Joseph L. Hooley - Chairman & Chief Executive Officer: Sure, I would say you've got to decompose the components, Gerard, and I would say your lead-in was completely accurate and appropriate, in that we are, I would say, disproportionately winning our share of the new business in the marketplace. And whether it's number one in ETFs, where we have close to a 70% share or U.S. mutual funds, where I referenced the offshore domiciles of Luxembourg and Dublin, on and on. What – the other things that move the needle on that service fee line would be flows and over the period of time that you've referenced, there have been outward flows in some higher yielding products like mutual funds, upward flows in ETFs. You have seen a retrenchment generally from emerging markets which have higher versus lower fees when you get to more traditional asset classes. So, I would say the effect of markets flows and new business are the ingredients which drive that line.

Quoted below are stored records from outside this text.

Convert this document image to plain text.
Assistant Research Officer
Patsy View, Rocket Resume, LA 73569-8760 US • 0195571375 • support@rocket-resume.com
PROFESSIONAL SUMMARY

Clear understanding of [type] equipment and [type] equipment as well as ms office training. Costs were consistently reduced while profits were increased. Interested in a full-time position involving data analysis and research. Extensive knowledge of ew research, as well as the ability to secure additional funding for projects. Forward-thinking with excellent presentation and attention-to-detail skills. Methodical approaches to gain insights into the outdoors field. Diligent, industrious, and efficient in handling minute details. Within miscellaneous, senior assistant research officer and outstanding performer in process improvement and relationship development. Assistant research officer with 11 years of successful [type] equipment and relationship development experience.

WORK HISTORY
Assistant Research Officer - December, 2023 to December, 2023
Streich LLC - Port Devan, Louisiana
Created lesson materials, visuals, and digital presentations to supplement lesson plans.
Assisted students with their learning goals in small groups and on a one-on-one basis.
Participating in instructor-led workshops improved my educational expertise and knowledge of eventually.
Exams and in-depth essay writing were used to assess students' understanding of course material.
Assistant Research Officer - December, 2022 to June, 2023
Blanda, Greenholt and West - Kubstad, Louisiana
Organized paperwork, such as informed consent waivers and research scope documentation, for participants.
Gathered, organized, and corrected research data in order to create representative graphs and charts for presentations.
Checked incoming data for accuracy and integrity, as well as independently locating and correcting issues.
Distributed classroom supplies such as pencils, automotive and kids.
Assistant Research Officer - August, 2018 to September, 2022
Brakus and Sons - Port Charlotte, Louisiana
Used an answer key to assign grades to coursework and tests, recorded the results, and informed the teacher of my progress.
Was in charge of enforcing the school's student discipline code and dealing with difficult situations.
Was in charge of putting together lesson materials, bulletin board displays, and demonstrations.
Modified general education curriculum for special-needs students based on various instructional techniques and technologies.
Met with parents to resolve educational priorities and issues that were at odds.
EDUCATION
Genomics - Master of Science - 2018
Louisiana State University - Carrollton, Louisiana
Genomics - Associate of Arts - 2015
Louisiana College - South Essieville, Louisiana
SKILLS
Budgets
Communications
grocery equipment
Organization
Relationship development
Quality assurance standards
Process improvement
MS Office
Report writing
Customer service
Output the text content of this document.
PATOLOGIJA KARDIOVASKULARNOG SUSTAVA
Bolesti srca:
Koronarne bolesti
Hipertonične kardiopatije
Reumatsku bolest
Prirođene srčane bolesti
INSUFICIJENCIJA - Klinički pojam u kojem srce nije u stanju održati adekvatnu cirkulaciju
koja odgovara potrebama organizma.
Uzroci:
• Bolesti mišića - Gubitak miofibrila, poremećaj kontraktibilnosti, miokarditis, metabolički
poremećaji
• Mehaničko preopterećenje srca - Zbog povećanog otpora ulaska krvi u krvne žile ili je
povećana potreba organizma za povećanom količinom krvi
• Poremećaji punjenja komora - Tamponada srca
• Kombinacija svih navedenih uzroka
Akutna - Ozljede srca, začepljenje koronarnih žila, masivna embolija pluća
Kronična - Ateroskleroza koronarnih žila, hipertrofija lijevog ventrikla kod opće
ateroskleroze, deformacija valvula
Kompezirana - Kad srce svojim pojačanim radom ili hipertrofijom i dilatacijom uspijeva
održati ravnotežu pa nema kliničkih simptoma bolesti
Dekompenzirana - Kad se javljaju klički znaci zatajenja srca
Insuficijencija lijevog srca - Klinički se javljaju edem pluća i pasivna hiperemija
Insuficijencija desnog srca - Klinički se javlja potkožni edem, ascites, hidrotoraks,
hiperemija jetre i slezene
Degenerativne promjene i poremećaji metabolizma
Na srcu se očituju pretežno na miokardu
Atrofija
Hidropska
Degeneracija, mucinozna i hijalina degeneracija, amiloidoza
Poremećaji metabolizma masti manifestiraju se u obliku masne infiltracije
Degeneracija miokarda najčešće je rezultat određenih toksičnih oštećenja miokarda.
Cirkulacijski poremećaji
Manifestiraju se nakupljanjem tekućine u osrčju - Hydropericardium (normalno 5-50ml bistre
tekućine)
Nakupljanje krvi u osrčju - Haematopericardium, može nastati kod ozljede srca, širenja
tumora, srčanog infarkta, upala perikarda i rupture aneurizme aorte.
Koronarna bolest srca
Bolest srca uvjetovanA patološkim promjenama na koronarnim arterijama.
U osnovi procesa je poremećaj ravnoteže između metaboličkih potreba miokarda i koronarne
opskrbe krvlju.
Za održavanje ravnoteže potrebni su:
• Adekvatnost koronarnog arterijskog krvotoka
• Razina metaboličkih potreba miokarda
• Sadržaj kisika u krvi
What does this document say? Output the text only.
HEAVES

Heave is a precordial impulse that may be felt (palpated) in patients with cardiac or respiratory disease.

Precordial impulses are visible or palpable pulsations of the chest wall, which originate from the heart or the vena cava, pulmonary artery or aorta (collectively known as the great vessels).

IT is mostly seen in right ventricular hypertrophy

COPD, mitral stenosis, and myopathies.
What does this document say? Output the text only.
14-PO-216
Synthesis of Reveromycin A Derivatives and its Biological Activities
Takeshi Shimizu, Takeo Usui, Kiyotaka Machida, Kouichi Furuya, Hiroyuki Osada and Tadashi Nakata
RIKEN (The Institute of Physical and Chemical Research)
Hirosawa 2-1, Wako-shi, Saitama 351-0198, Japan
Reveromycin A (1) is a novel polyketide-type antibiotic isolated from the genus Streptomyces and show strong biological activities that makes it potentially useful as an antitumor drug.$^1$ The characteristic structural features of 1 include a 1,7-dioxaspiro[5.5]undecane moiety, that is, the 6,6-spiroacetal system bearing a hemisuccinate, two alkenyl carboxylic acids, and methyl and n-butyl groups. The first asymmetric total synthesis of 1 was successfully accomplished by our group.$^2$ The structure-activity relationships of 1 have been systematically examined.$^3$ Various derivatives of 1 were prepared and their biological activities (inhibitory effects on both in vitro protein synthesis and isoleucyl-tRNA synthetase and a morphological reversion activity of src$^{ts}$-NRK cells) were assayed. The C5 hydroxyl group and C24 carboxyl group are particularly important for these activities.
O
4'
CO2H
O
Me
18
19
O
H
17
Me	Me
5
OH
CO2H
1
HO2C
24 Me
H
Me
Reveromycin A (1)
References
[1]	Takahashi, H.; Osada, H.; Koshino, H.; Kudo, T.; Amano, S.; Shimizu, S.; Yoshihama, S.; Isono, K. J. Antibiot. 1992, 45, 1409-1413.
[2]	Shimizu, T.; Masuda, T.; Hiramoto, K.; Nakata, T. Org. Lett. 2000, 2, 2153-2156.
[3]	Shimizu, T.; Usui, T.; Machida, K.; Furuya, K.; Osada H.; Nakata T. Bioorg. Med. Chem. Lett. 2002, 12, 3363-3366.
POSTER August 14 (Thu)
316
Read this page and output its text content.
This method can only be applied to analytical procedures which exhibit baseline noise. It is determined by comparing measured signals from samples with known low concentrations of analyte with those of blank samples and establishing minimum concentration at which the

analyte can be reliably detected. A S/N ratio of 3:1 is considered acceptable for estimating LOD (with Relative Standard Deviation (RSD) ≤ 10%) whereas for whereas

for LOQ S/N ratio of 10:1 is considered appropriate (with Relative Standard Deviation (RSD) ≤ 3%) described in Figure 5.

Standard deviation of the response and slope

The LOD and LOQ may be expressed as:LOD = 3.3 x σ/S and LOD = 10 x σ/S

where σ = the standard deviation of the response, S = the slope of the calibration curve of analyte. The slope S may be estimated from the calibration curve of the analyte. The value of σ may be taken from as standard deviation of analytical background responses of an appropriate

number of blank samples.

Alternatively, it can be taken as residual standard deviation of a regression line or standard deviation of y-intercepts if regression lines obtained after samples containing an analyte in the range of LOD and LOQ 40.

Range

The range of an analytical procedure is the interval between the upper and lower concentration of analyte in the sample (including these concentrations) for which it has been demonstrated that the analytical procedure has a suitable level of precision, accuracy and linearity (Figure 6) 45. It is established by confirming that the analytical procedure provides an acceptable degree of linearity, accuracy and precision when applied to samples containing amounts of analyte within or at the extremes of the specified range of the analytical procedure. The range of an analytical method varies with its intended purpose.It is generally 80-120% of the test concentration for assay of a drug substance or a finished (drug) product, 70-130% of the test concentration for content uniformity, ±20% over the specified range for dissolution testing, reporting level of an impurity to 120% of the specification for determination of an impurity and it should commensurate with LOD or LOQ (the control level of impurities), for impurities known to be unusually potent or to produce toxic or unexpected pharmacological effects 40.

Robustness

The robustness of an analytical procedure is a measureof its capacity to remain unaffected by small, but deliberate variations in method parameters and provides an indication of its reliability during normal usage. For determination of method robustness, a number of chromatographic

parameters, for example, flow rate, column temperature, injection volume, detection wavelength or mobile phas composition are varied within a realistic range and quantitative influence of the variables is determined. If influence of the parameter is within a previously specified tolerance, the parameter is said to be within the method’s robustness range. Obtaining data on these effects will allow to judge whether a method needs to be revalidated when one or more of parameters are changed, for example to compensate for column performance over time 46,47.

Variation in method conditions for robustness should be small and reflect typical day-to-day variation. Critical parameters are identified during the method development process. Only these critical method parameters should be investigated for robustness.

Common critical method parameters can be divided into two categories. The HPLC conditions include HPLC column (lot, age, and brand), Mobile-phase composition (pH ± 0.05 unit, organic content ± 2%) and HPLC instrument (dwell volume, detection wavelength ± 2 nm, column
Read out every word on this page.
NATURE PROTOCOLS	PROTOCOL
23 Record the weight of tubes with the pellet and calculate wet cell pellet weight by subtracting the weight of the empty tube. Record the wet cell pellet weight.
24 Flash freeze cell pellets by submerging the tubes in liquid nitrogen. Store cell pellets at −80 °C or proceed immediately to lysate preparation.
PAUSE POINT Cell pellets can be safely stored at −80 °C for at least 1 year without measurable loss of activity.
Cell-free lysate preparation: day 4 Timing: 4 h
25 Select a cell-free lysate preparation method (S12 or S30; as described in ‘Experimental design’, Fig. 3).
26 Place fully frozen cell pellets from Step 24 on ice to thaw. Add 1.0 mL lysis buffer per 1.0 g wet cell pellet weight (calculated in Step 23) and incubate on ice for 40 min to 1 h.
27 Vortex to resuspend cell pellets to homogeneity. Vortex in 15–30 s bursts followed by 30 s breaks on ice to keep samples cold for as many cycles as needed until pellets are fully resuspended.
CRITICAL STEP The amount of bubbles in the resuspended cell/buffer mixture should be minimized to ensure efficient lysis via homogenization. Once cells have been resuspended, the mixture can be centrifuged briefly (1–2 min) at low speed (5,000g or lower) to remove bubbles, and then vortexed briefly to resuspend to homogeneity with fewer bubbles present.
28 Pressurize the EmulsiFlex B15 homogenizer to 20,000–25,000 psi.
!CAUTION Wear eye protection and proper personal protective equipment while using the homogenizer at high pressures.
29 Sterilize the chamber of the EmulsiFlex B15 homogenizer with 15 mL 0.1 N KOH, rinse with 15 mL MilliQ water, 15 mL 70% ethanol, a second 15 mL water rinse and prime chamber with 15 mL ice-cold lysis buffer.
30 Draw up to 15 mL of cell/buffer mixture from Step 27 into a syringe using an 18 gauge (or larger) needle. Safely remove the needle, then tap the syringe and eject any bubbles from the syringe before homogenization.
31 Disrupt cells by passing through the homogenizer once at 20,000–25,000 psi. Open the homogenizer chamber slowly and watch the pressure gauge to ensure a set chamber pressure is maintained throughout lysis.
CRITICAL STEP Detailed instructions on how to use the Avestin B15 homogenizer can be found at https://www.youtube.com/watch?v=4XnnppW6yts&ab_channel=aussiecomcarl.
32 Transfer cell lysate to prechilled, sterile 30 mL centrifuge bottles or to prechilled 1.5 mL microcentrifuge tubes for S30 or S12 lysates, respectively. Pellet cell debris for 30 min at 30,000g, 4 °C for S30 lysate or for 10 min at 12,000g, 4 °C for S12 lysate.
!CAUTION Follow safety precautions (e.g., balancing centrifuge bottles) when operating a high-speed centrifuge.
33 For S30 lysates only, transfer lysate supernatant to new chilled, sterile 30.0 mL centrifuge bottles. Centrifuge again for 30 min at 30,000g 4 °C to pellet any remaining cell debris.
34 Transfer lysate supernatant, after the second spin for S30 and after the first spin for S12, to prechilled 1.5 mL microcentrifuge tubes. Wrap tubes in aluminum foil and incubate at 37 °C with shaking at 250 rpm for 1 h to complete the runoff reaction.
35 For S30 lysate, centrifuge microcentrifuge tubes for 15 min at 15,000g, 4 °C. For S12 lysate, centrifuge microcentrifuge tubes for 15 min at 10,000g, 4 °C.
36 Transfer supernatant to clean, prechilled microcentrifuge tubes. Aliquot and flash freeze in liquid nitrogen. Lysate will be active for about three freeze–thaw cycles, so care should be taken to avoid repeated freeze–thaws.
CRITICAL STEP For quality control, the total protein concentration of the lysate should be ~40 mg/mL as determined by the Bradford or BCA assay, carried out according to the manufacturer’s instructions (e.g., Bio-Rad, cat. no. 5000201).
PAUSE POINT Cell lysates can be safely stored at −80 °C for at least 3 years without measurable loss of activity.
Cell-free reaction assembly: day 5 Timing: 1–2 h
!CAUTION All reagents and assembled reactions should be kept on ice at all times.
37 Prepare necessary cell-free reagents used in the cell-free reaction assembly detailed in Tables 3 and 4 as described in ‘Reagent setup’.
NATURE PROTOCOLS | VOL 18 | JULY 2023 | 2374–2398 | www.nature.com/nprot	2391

And the part I'm most confident about is the new business, the flows we really don't control, but when they move from higher-yielding fee categories to lower-yielding and when they move from products that might be higher revenue products to lower revenue products, we don't influence that, and obviously the markets. So, I would say we think long-term that we are best positioned in those markets that will continue to grow. Things fluctuate over periods of quarters and years. But for us it's making sure that we continue to position against the most attractive clients in the segment and the most attractive segments and making sure that consistent with the Investor Day, that we're keeping our expenses in line, so that we can maintain our margin. And as the environment becomes more favorable for some of those products that I referenced, then we would assume that that would flow to the bottom line. We take a long view.
GL
Gerard Cassidy - RBC Capital Markets LLC
Management
Thank you. Appreciate the color.
OP
Operator
Operator
Thank you, ladies and gentlemen. I will now turn the conference back to management for their closing remarks.
Joseph L. Hooley - Chairman & Chief Executive Officer: Thanks, Jennifer, and thanks, everybody, for your time and attention today. We look forward to speaking with you at the end of the third quarter. Thanks.
OP
Operator
Operator
Thank you, ladies and gentlemen. This does conclude today's conference call. You may now disconnect.